Reviewed-by: xuelei, apetcher

src/share/classes/sun/security/provider/DSA.java

 /*
- * Copyright (c) 1996, 2016, Oracle and/or its affiliates. All rights reserved.
+ * Copyright (c) 1996, 2017, Oracle and/or its affiliates. All rights reserved.
  * DO NOT ALTER OR REMOVE COPYRIGHT NOTICES OR THIS FILE HEADER.
  *
  * This code is free software; you can redistribute it and/or modify it
@@ -67,6 +67,13 @@ abstract class DSA extends SignatureSpi {
     /* Are we debugging? */
     private static final boolean debug = false;
 
+    /* The number of bits used in exponent blinding */
+    private static final int BLINDING_BITS = 7;
+
+    /* The constant component of the exponent blinding value */
+    private static final BigInteger BLINDING_CONSTANT =
+        BigInteger.valueOf(1 << BLINDING_BITS);
+
     /* The parameter object */
     private DSAParams params;
 
@@ -312,8 +319,19 @@ abstract class DSA extends SignatureSpi {
         return null;
     }
 
+
     private BigInteger generateR(BigInteger p, BigInteger q, BigInteger g,
                          BigInteger k) {
+
+        // exponent blinding to hide information from timing channel
+        SecureRandom random = getSigningRandom();
+        // start with a random blinding component
+        BigInteger blindingValue = new BigInteger(BLINDING_BITS, random);
+        // add the fixed blinding component
+        blindingValue = blindingValue.add(BLINDING_CONSTANT);
+        // replace k with a blinded value that is congruent (mod q)

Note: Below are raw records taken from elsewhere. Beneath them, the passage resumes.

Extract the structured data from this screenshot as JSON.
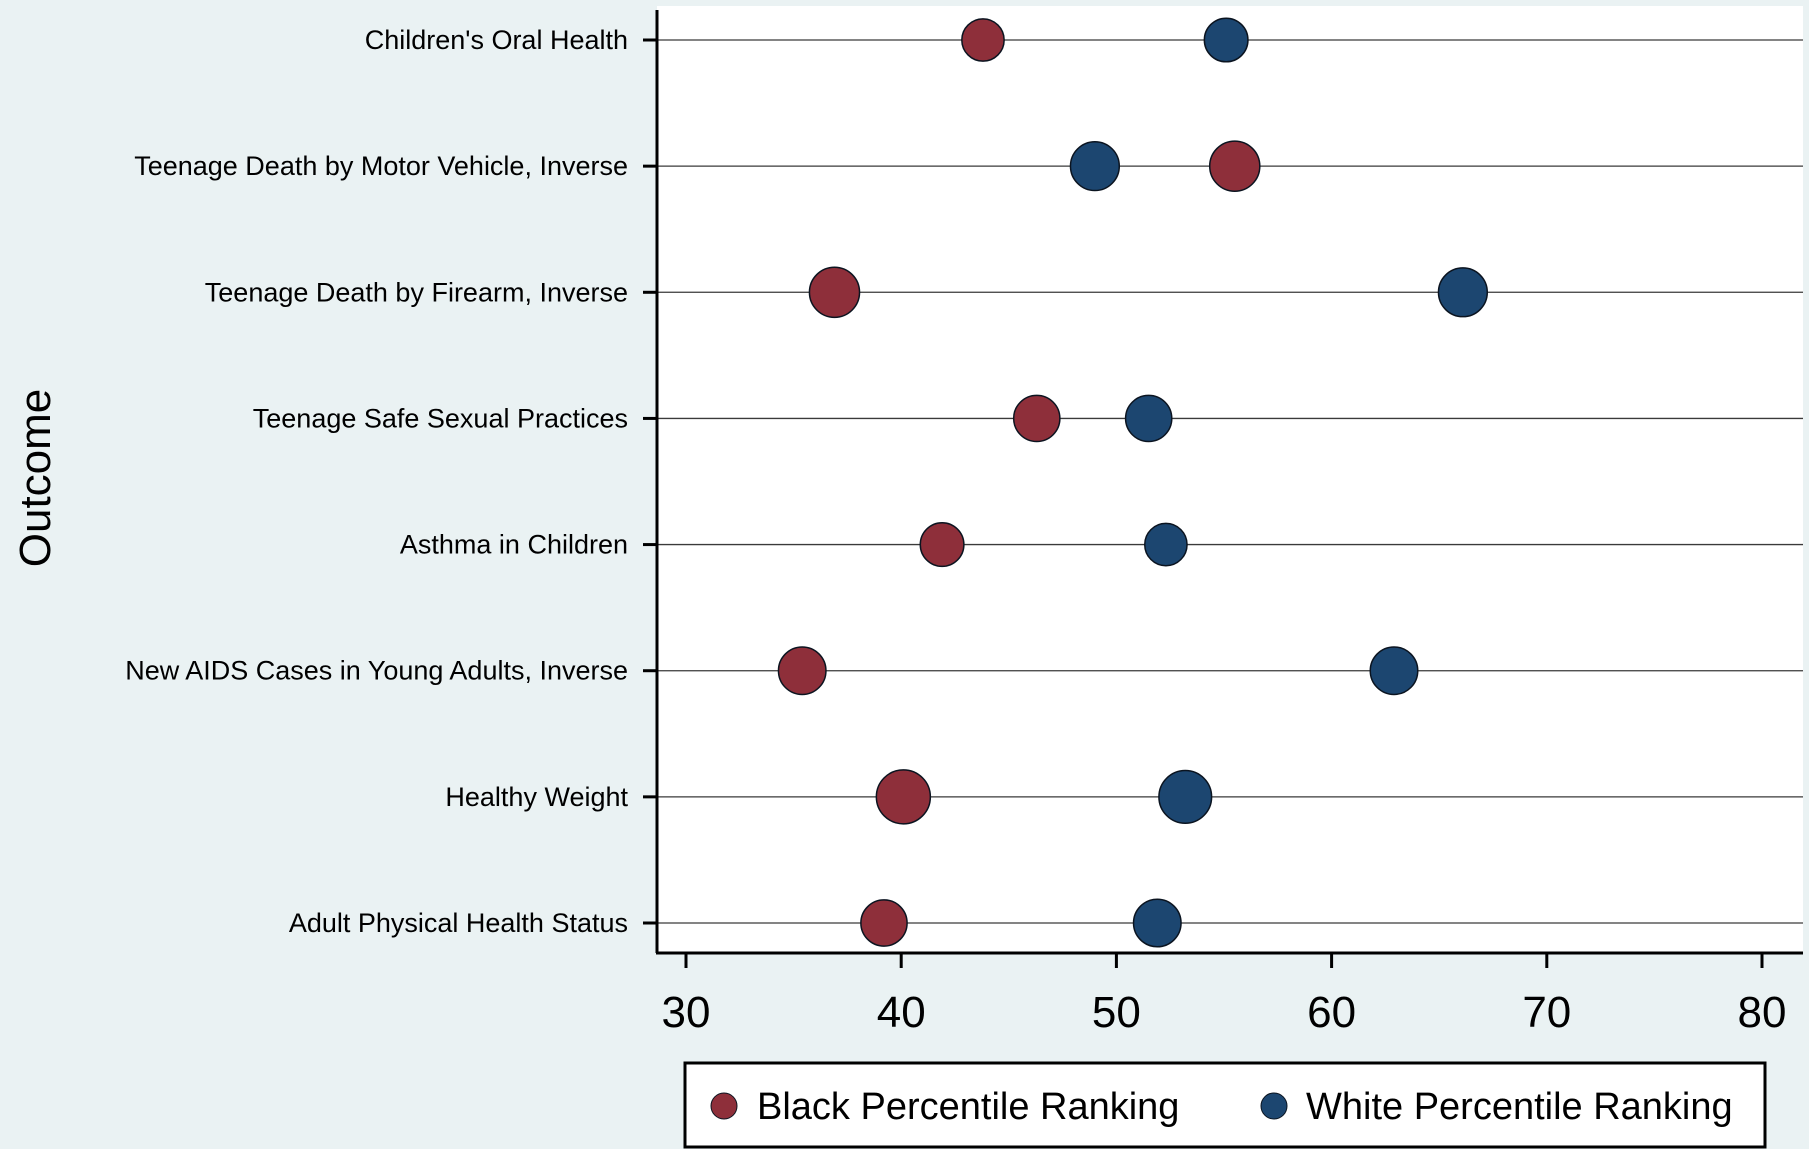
{
  "chart_data": {
    "type": "scatter",
    "title": "",
    "xlabel": "",
    "ylabel": "Outcome",
    "xlim": [
      30,
      80
    ],
    "xticks": [
      "30",
      "40",
      "50",
      "60",
      "70",
      "80"
    ],
    "xtick_values": [
      30,
      40,
      50,
      60,
      70,
      80
    ],
    "categories": [
      "Children's Oral Health",
      "Teenage Death by Motor Vehicle, Inverse",
      "Teenage Death by Firearm, Inverse",
      "Teenage Safe Sexual Practices",
      "Asthma in Children",
      "New AIDS Cases in Young Adults, Inverse",
      "Healthy Weight",
      "Adult Physical Health Status"
    ],
    "series": [
      {
        "name": "Black Percentile Ranking",
        "color": "#8e2f3a",
        "values": [
          43.8,
          55.5,
          36.9,
          46.3,
          41.9,
          35.4,
          40.1,
          39.2
        ],
        "marker_weight": [
          0.55,
          0.85,
          0.85,
          0.7,
          0.6,
          0.75,
          1.0,
          0.7
        ]
      },
      {
        "name": "White Percentile Ranking",
        "color": "#1c4670",
        "values": [
          55.1,
          49.0,
          66.1,
          51.5,
          52.3,
          62.9,
          53.2,
          51.9
        ],
        "marker_weight": [
          0.6,
          0.8,
          0.8,
          0.7,
          0.55,
          0.75,
          0.95,
          0.75
        ]
      }
    ],
    "legend_position": "bottom",
    "grid": "horizontal lines per category"
  }
}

+        k = k.add(q.multiply(blindingValue));
+
         BigInteger temp = g.modPow(k, p);
         return temp.mod(q);
     }
@@ -378,43 +396,8 @@ abstract class DSA extends SignatureSpi {
         byte[] kValue = new byte[(q.bitLength() + 7)/8 + 8];
 
         random.nextBytes(kValue);
-        BigInteger k = new BigInteger(1, kValue).mod(
+        return new BigInteger(1, kValue).mod(
                 q.subtract(BigInteger.ONE)).add(BigInteger.ONE);
-
-        // Using an equivalent exponent of fixed length (same as q or 1 bit
-        // less than q) to keep the kG timing relatively constant.
-        //
-        // Note that this is an extra step on top of the approach defined in
-        // FIPS 186-4 AppendixB.2.1 so as to make a fixed length K.
-        k = k.add(q).divide(BigInteger.valueOf(2));
-
-        // An alternative implementation based on FIPS 186-4 AppendixB2.2
-        // with fixed-length K.
-        //
-        // Please keep it here as we may need to switch to it in the future.
-        //
-        // SecureRandom random = getSigningRandom();
-        // byte[] kValue = new byte[(q.bitLength() + 7)/8];
-        // BigInteger d = q.subtract(BigInteger.TWO);
-        // BigInteger k;
-        // do {
-        //     random.nextBytes(kValue);
-        //     BigInteger c = new BigInteger(1, kValue);
-        //     if (c.compareTo(d) <= 0) {
-        //         k = c.add(BigInteger.ONE);
-        //         // Using an equivalent exponent of fixed length to keep
-        //         // the g^k timing relatively constant.
-        //         //
-        //         // Note that this is an extra step on top of the approach
-        //         // defined in FIPS 186-4 AppendixB.2.2 so as to make a
-        //         // fixed length K.
-        //         if (k.bitLength() >= q.bitLength()) {
-        //             break;
-        //         }
-        //     }
-        // } while (true);
-
-        return k;
     }
 
     // Use the application-specified SecureRandom Object if provided.